Véhémence - Assiégé pour l'éternité

Copertina 8,5

Info

Genere:Black Metal
Anno di uscita:2026
Durata:42 min.
Etichetta:Antiq Records

Tracklist

  1. DE CÉLESTES CAVALCADES
  2. ASSIÉGÉ POUR L'ÉTERNITÉ
  3. LE SANG RESPIRE ENCORE
  4. EN QUÊTE DU GRAAL
  5. CHANT D'HONNEUR
  6. PAR SOMBRES FORÊTS ET VASTES PLAINES

Line up

  • Tulzcha: guitars, keyboards, fife
  • Thomas Leitner: drums
  • Hyvermor: vocals (lead, choirs), irish flute, psaltery
  • KK: bass

Voto medio utenti

L'ho già detto in passato, e quindi mi scuso per la ripetizione: ci sono persone che nascono per fare determinate cose, e le fanno con naturalezza raggiungendo risultati per altri impensabili.
I Véhémence sono nati per suonare Epic Black Metal dal taglio melodico e medioevale, e lo fanno in modo eccellente, piazzandosi la dove quasi nessuno è in grado di arrivare.
Nel loro nuovo album, "Assiégé pour l'éternité", non c'è una nota fuori posto, non c'è niente che non faccia pensare alla perfezione del genere: atmosfere "antiche", squisitamente folk accompagnate da strumenti tradizionali (il flauto è da brividi), intrecci di chitarra che ti fanno cadere la mascella per il loro epos vittorioso, violenza nera raffinata e con pochi compromessi, melodie che ti trasportano in un mondo di dame e cavalieri senza mai risultare stucchevoli o banali, riferimenti a grandi maestri del passato (ho pensato spesso ai Mithotyn) ed a generi più "classici" ma, anche, grande personalità, ed in ultimo, ma non ultimo, una manciata di brani semplicemente splendidi (“Le Sang Respire Encore" entra, di diritto, tra le cose migliori che io abbia mai ascoltato in questi ambiti) che non potranno non fare breccia nel cuore di chi ama queste particolari sonorità.

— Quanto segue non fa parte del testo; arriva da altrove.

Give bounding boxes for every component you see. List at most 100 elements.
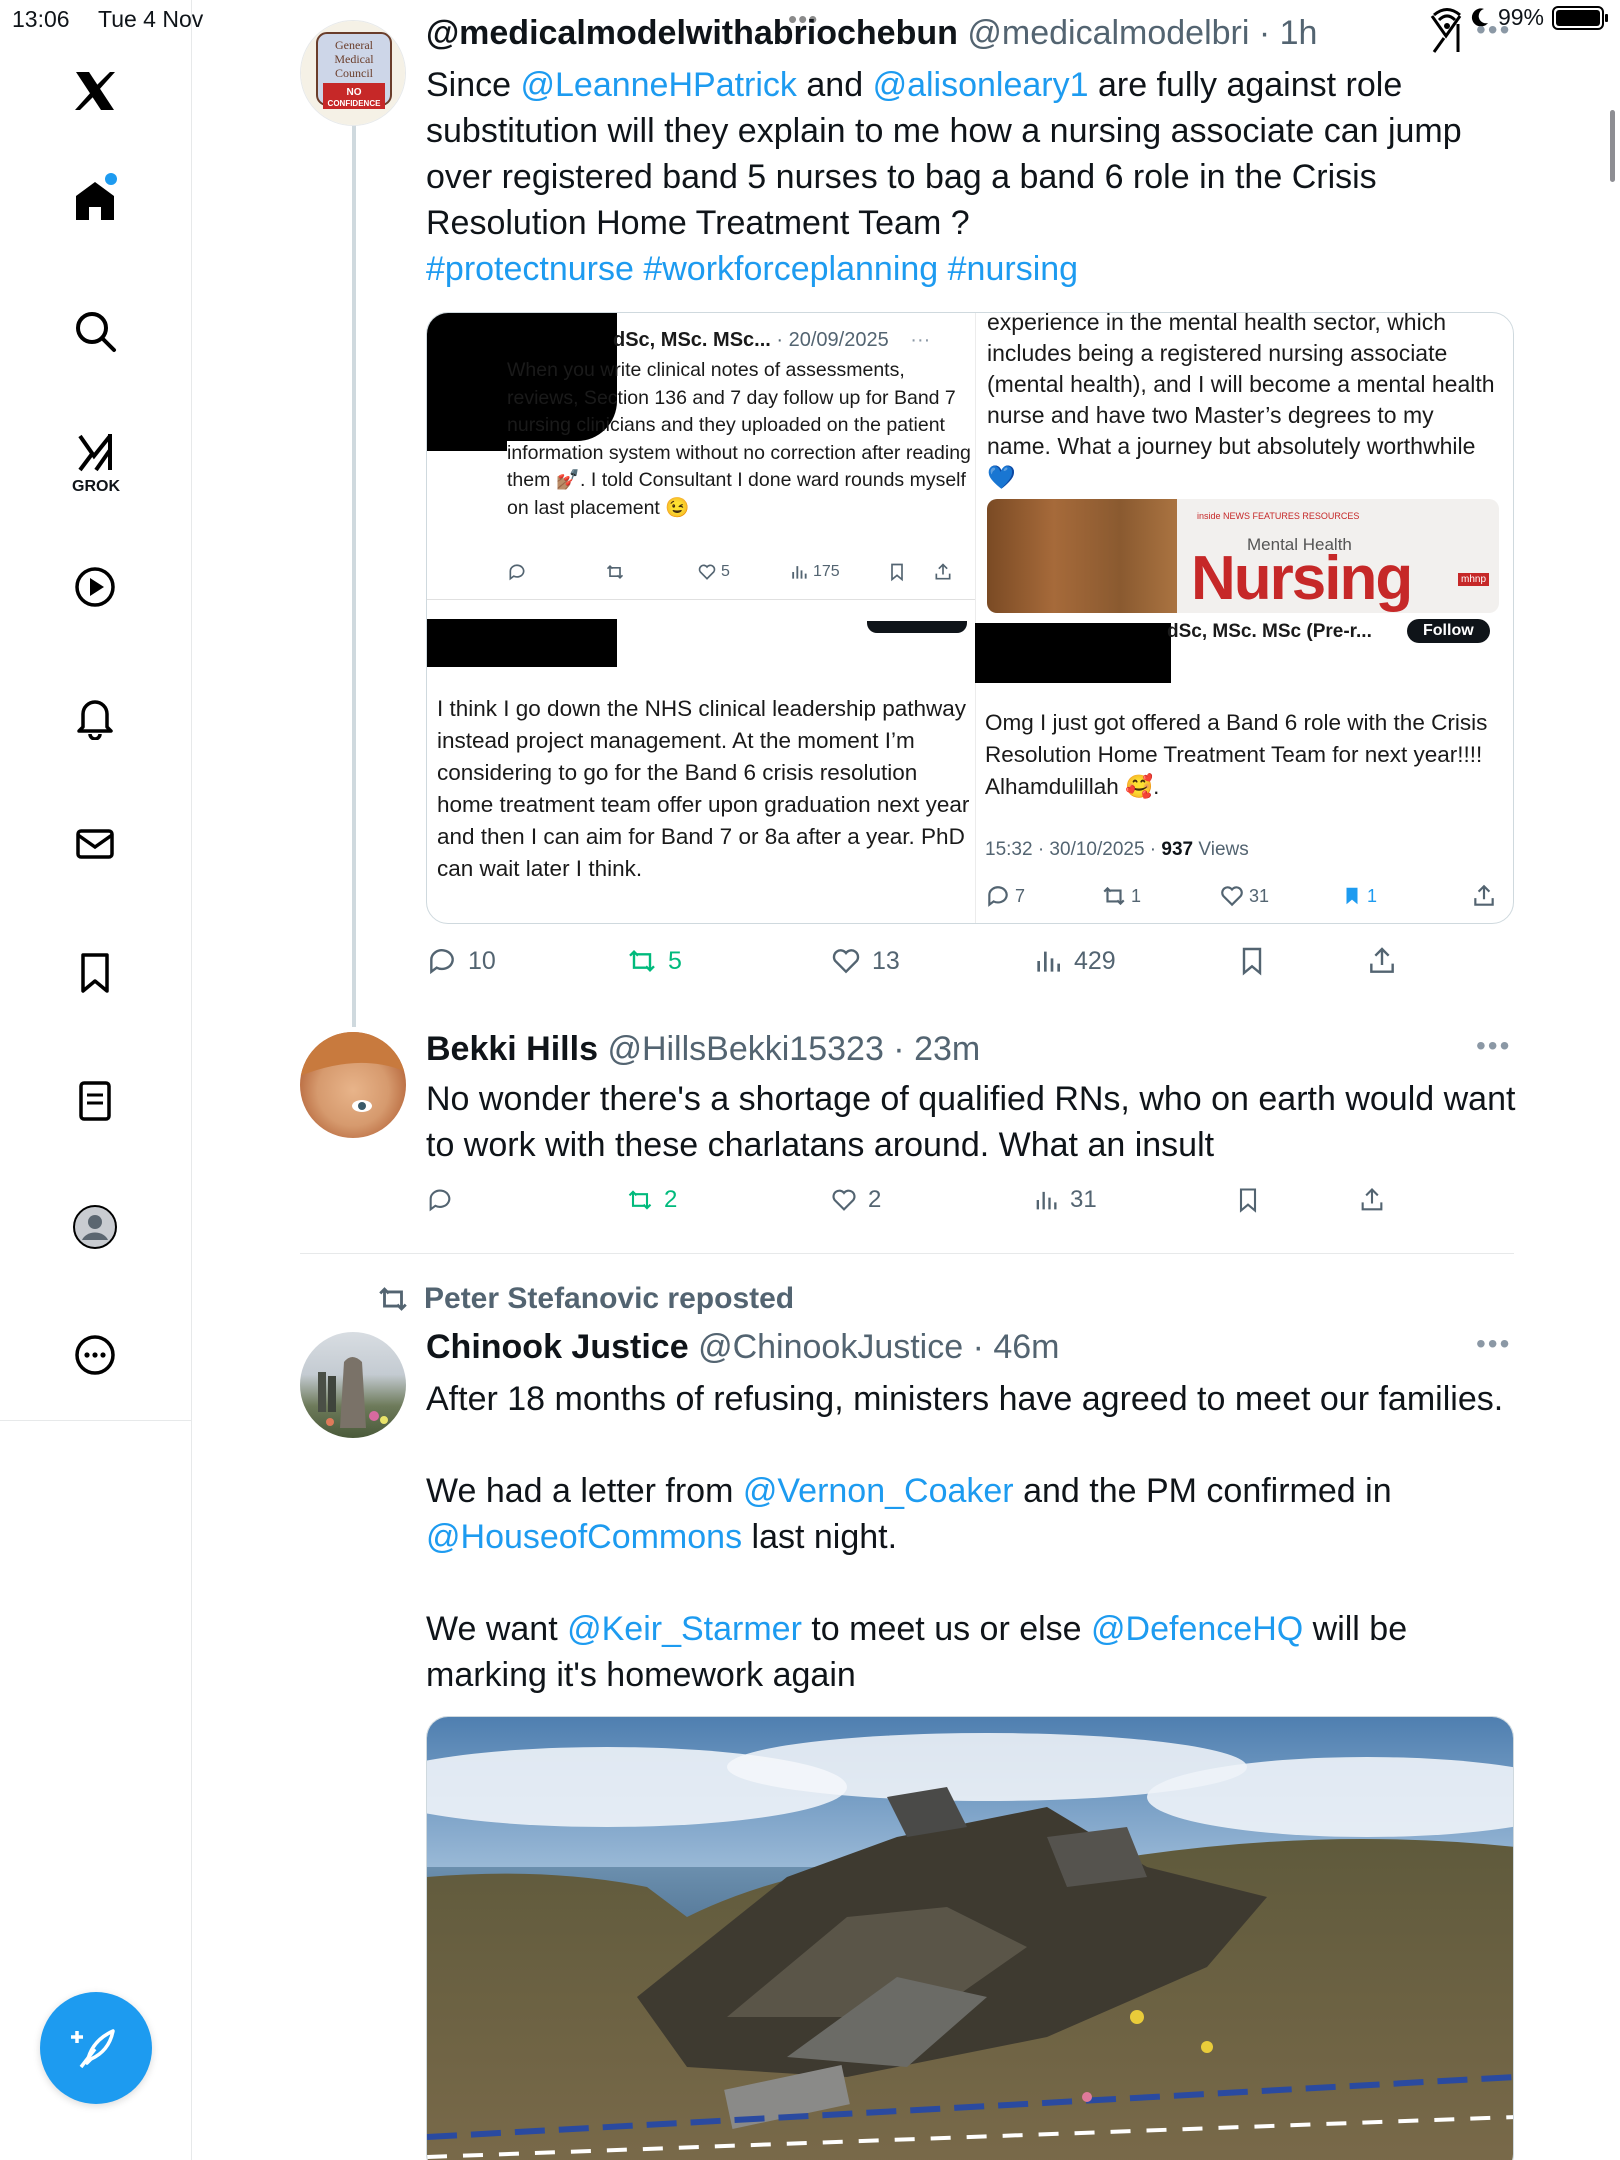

Il gruppo francese conferma, dunque, il suo status, ci regala un altro gioiello da custodire come una preziosa reliquia, innalza, ancora, inni di battaglia verso il cielo infinito, ci emoziona con la semplicità del purissimo talento e, ancora una volta, ci riconcilia con il senso più profondo della vera arte musicale, quel senso che va ricercato nella dedizione assoluta di uomini nati con la capacità di dominare il proprio talento trasformandolo in magnificenti arazzi sonori.

Sellate, allora, i destrieri, affilate le lame, indossate gli elmi e, con coraggio e fierezza, lanciatevi in battaglia: album straordinario nel senso letterale di un termine, spesso, abusato.